Vale la pena di segnalare che Gis si presenta come una realtà nata da «un iniziale gruppo di aziende localizzate nel Lazio, divenuto poi a tutti gli effetti un organismo associativo»: il gruppo è in «una fase espansiva costante», e al momento conta «oltre dieci imprese e oltre 500 addetti».

Il gruppo Gis tiene a mettere in risalto che il territorio viterbese è un «vero cuore produttivo per quanto riguarda le rinnovabili d’Italia»: qui – si afferma – si trovano «impianti modello, tecnologicamente avanzati e pienamente conformi alla normativa vigente, che potrebbero contribuire concretamente al fabbisogno energetico nazionale e alla riduzione delle emissioni».

Cosa chiede Gis?
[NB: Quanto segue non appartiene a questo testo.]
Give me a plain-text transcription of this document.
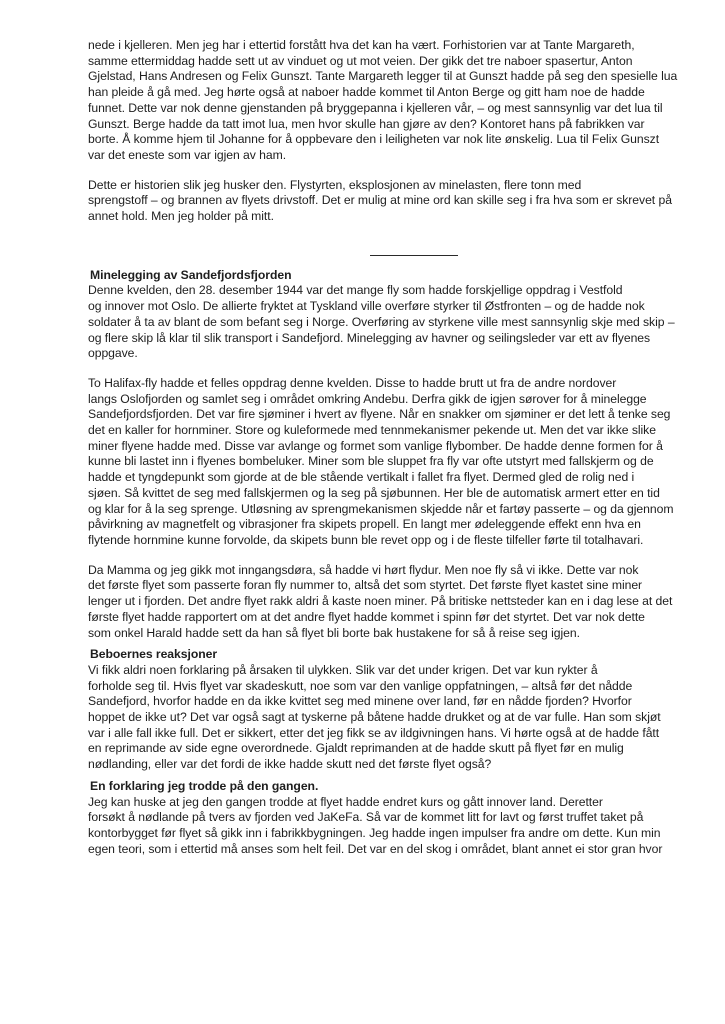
nede i kjelleren. Men jeg har i ettertid forstått hva det kan ha vært. Forhistorien var at Tante Margareth,
samme ettermiddag hadde sett ut av vinduet og ut mot veien. Der gikk det tre naboer spasertur, Anton
Gjelstad, Hans Andresen og Felix Gunszt. Tante Margareth legger til at Gunszt hadde på seg den spesielle lua
han pleide å gå med. Jeg hørte også at naboer hadde kommet til Anton Berge og gitt ham noe de hadde
funnet. Dette var nok denne gjenstanden på bryggepanna i kjelleren vår, – og mest sannsynlig var det lua til
Gunszt. Berge hadde da tatt imot lua, men hvor skulle han gjøre av den? Kontoret hans på fabrikken var
borte. Å komme hjem til Johanne for å oppbevare den i leiligheten var nok lite ønskelig. Lua til Felix Gunszt
var det eneste som var igjen av ham.

Dette er historien slik jeg husker den. Flystyrten, eksplosjonen av minelasten, flere tonn med
sprengstoff – og brannen av flyets drivstoff. Det er mulig at mine ord kan skille seg i fra hva som er skrevet på
annet hold. Men jeg holder på mitt.

Minelegging av Sandefjordsfjorden

Denne kvelden, den 28. desember 1944 var det mange fly som hadde forskjellige oppdrag i Vestfold
og innover mot Oslo. De allierte fryktet at Tyskland ville overføre styrker til Østfronten – og de hadde nok
soldater å ta av blant de som befant seg i Norge. Overføring av styrkene ville mest sannsynlig skje med skip –
og flere skip lå klar til slik transport i Sandefjord. Minelegging av havner og seilingsleder var ett av flyenes
oppgave.

To Halifax-fly hadde et felles oppdrag denne kvelden. Disse to hadde brutt ut fra de andre nordover
langs Oslofjorden og samlet seg i området omkring Andebu. Derfra gikk de igjen sørover for å minelegge
Sandefjordsfjorden. Det var fire sjøminer i hvert av flyene. Når en snakker om sjøminer er det lett å tenke seg
det en kaller for hornminer. Store og kuleformede med tennmekanismer pekende ut. Men det var ikke slike
miner flyene hadde med. Disse var avlange og formet som vanlige flybomber. De hadde denne formen for å
kunne bli lastet inn i flyenes bombeluker. Miner som ble sluppet fra fly var ofte utstyrt med fallskjerm og de
hadde et tyngdepunkt som gjorde at de ble stående vertikalt i fallet fra flyet. Dermed gled de rolig ned i
sjøen. Så kvittet de seg med fallskjermen og la seg på sjøbunnen. Her ble de automatisk armert etter en tid
og klar for å la seg sprenge. Utløsning av sprengmekanismen skjedde når et fartøy passerte – og da gjennom
påvirkning av magnetfelt og vibrasjoner fra skipets propell. En langt mer ødeleggende effekt enn hva en
flytende hornmine kunne forvolde, da skipets bunn ble revet opp og i de fleste tilfeller førte til totalhavari.

Da Mamma og jeg gikk mot inngangsdøra, så hadde vi hørt flydur. Men noe fly så vi ikke. Dette var nok
det første flyet som passerte foran fly nummer to, altså det som styrtet. Det første flyet kastet sine miner
lenger ut i fjorden. Det andre flyet rakk aldri å kaste noen miner. På britiske nettsteder kan en i dag lese at det
første flyet hadde rapportert om at det andre flyet hadde kommet i spinn før det styrtet. Det var nok dette
som onkel Harald hadde sett da han så flyet bli borte bak hustakene for så å reise seg igjen.

Beboernes reaksjoner

Vi fikk aldri noen forklaring på årsaken til ulykken. Slik var det under krigen. Det var kun rykter å
forholde seg til. Hvis flyet var skadeskutt, noe som var den vanlige oppfatningen, – altså før det nådde
Sandefjord, hvorfor hadde en da ikke kvittet seg med minene over land, før en nådde fjorden? Hvorfor
hoppet de ikke ut? Det var også sagt at tyskerne på båtene hadde drukket og at de var fulle. Han som skjøt
var i alle fall ikke full. Det er sikkert, etter det jeg fikk se av ildgivningen hans. Vi hørte også at de hadde fått
en reprimande av side egne overordnede. Gjaldt reprimanden at de hadde skutt på flyet før en mulig
nødlanding, eller var det fordi de ikke hadde skutt ned det første flyet også?

En forklaring jeg trodde på den gangen.

Jeg kan huske at jeg den gangen trodde at flyet hadde endret kurs og gått innover land. Deretter
forsøkt å nødlande på tvers av fjorden ved JaKeFa. Så var de kommet litt for lavt og først truffet taket på
kontorbygget før flyet så gikk inn i fabrikkbygningen. Jeg hadde ingen impulser fra andre om dette. Kun min
egen teori, som i ettertid må anses som helt feil. Det var en del skog i området, blant annet ei stor gran hvor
Il futuro dell’energia pulita «non può restare ostaggio della burocrazia», viene rimarcato: si chiede che «le istituzioni competenti agiscano con tempestività, ripristinando certezza, equità e trasparenza nelle procedure autorizzative».

Il gruppo rivendica l’impegno a «monitorare e supervisionare lo sviluppo e la costruzione di impianti fotovoltaici, con l’obiettivo di garantire il rispetto delle regole in perfetta armonia tra ambiente, paesaggio, agricoltura e i grandi valori del nostro Paese».  L’unione delle società private – si sostiene – è nata «anche per garantire e promuovere una corretta informazione sul settore fotovoltaico, veicolando i valori di sostenibilità ambientale e tutela del territorio che i progetti stessi incarnano». A tal riguardo, viene messo in luce un aspetto che Gis ritiene centrale: il fotovoltaico «non è solo la risposta ad una esigenza economico-produttiva del sistema italiano, ma anche una parte determinante della soluzione all’attuale emergenza ambientale».